Three microphone configurations are employed, covering a broad spectrum of commonly used arrays:

  1. MC1 – a Neumann KU‑100 dummy head with two in‑ear omnidirectional microphones, two reference omnidirectional microphones placed next to the ears, a 16‑channel uniform circular array surrounding the head, and a 4‑channel circular array mounted above the head.
  2. MC2 – identical to MC1 but without the dummy head, i.e., only the ear‑adjacent and circular arrays.
  3. MC3 – three first‑order ambisonic microphones plus a 12‑channel uniform linear array.

These configurations were chosen because they are already used in several well‑known RIR databases, facilitating cross‑dataset research and transfer learning.

The room (Alamire Interactive Laboratory, KU Leuven) measures roughly 6.4 × 6.9 × 4.7 m (volume ≈208 m³) and has a reverberation time T₂₀ = 0.5 s. Two Genelec 8030 CP loudspeakers are placed on opposite sides of the trajectory and serve as the only sound sources. For the static part of the dataset, a total of 8 648 RIRs were measured across all microphone configurations and positions. For the dynamic part, five source signals were used: a piano excerpt, a drum beat, female speech, white noise, and two perfect sweeps covering low‑ and high‑frequency ranges. Each signal was recorded at the three cart speeds and with each microphone configuration, yielding 108 multi‑channel recordings (36 per configuration). In addition, the ego‑noise of the cart and rail system was recorded separately to support noise‑reduction research.

All audio files are stored as 48 kHz, 24‑bit WAV files; the entire collection amounts to 3.4 hours of audio, 7.47 GB in size. Accompanying CSV files contain exhaustive metadata: 3‑D coordinates of microphones and speakers, cart speed, timestamps, and even temperature readings. To simplify data handling, the authors provide Python scripts that load the audio, retrieve geometric information, and visualize the trajectory, enabling researchers to integrate the dataset into machine‑learning pipelines with minimal preprocessing.

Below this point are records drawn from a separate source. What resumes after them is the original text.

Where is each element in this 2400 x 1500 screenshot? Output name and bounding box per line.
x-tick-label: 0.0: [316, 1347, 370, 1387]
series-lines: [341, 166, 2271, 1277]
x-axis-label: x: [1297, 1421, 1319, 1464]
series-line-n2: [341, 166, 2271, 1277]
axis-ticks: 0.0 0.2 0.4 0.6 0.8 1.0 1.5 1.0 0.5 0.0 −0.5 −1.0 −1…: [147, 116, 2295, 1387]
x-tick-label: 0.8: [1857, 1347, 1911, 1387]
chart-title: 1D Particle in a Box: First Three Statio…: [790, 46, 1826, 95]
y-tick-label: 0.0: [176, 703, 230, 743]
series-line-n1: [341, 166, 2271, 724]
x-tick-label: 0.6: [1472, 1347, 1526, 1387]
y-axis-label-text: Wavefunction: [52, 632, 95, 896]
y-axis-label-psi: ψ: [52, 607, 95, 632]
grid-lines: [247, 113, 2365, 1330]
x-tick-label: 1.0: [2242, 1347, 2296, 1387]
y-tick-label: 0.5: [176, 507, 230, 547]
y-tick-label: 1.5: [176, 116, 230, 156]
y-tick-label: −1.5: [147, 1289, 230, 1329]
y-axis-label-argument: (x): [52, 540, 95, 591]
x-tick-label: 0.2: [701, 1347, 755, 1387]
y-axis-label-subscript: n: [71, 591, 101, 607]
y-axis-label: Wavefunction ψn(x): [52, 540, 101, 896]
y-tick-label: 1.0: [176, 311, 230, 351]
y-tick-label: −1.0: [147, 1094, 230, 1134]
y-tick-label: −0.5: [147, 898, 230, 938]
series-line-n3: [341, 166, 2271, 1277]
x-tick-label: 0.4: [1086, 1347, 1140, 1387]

The paper validates the usefulness of the database through a systematic evaluation of time‑variant RIR estimation. Three approaches are compared: (i) using only the sparse static RIR measurements, (ii) using only the moving‑microphone recordings, and (iii) fusing both sources. The fused method achieves the highest correlation with ground‑truth RIRs and the lowest root‑mean‑square error, demonstrating that the combination of static and dynamic data yields superior reconstruction of the acoustic field.

Limitations are acknowledged: the room’s reverberation time is moderate (0.5 s), only two fixed loudspeakers are used, and the trajectory is confined to a planar L‑shape, which does not capture fully three‑dimensional motion. Future work could extend the database to rooms with longer reverberation times, multiple source positions, and more complex 3‑D trajectories.

In summary, trajectoRIR is the first publicly available dataset that simultaneously provides high‑resolution static RIRs and synchronized moving‑microphone recordings across multiple array geometries. Its rich metadata, diverse signal set, and open‑source access tools make it a valuable resource for research areas such as sound‑source localization and tracking, dynamic sound‑field reconstruction, auralization, echo cancellation, and data‑driven acoustic modeling.